Wednesday, 14 December 2011

No Escape from UWE!

The day started off cold and dark.  Took Bella out to a few flakes of snow but nothing settled.  Then - just as I was getting ready to drive off, the skies darkened and a near blizzard ensued.
 The poor yucca plant may not be very happy with this treatment
 First time the windscreen has been snowed over this winter, and my first time ever in the van!
 I tootled off to UWE for a series of meetings.  Managed to get parked OK this time, and was reminded why the nickname for the place used to be "Colditz"
 After a couple of meetings to discuss my teaching in Hong Kong, and successfully getting an authorising signature on the claim form for the marking I did last week, I popped in to see Alan Price.  He bemoaned the lack of decent toys to play with these days, as he was surrounded by technology!
 Then talked for quite a while to Phil Phelps about the speech recognition project we worked on together before wandering through the gaily decorated refectory.
 Outside, the day was drawing to a close
 The deserted corridors of Q Block.  I wonder what happened to the successful £20,000 project bid to make these a showpiece for the "learning environment"project I was involved with last year? Is that the cost of new lino and bare walls these days?...
 
 I wandered down to R Block, where the Faculty was holding a Christmas party.  I was a bit early so ended up talking to the Dean for a few minutes.

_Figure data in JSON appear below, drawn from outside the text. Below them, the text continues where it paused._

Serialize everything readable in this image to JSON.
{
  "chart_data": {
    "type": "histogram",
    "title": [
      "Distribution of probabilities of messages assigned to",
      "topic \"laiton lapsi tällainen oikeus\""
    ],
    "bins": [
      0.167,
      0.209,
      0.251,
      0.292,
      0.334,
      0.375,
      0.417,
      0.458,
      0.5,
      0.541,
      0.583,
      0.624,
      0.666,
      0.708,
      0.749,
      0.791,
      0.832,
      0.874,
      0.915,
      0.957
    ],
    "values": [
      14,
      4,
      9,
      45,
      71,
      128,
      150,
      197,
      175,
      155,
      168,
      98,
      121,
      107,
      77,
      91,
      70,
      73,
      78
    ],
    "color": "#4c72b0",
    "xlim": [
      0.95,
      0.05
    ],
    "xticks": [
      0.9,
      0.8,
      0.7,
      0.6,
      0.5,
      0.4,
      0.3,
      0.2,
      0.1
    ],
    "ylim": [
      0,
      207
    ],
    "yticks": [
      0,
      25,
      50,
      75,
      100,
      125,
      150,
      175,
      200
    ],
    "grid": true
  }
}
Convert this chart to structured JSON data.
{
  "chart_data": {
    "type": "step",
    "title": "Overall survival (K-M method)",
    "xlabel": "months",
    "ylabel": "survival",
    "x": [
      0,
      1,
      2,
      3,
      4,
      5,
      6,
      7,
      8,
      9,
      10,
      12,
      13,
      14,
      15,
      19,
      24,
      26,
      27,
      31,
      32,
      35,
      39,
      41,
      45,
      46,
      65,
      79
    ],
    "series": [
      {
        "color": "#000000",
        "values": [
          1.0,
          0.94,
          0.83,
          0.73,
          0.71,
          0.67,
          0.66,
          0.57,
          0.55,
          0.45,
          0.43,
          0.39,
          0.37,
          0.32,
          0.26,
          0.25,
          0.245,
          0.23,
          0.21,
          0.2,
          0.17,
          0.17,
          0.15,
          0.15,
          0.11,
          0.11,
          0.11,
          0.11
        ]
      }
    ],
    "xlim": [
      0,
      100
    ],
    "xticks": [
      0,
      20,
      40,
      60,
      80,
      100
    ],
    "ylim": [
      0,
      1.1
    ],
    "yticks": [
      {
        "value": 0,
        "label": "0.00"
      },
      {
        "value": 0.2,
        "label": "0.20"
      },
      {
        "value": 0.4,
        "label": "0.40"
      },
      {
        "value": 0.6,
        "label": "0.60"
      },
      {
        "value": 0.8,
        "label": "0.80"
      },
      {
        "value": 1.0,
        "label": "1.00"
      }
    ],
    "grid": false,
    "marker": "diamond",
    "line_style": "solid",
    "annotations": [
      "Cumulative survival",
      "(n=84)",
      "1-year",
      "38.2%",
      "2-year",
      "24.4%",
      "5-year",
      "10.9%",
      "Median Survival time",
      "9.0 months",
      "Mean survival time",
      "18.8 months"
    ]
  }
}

 People turned up in large numbers soon after, and the Dean gave a long series of short speeches celebrating the Administrative Staff of the Faculty. They are all being reorganised into a centralised, grandly titled "One University Administration", based right up at the other end of the campus in some cases.  For some reason the phrase "rearranging deck chairs on the Titanic" kept coming into my head all day...
 After a couple of glasses of non-alcoholic mulled wine and a sausage on a stick, I bade my farewells and came home through the now-melted snow and rain, but not before I noticed this welcoming sign on a lecture theatre door.  That will go down well next year with students paying £9,000 fees!
We have decided not to go out in the cold and rain to see a film tonight, but are now likely to go down to see footage of old Bath tomorrow morning.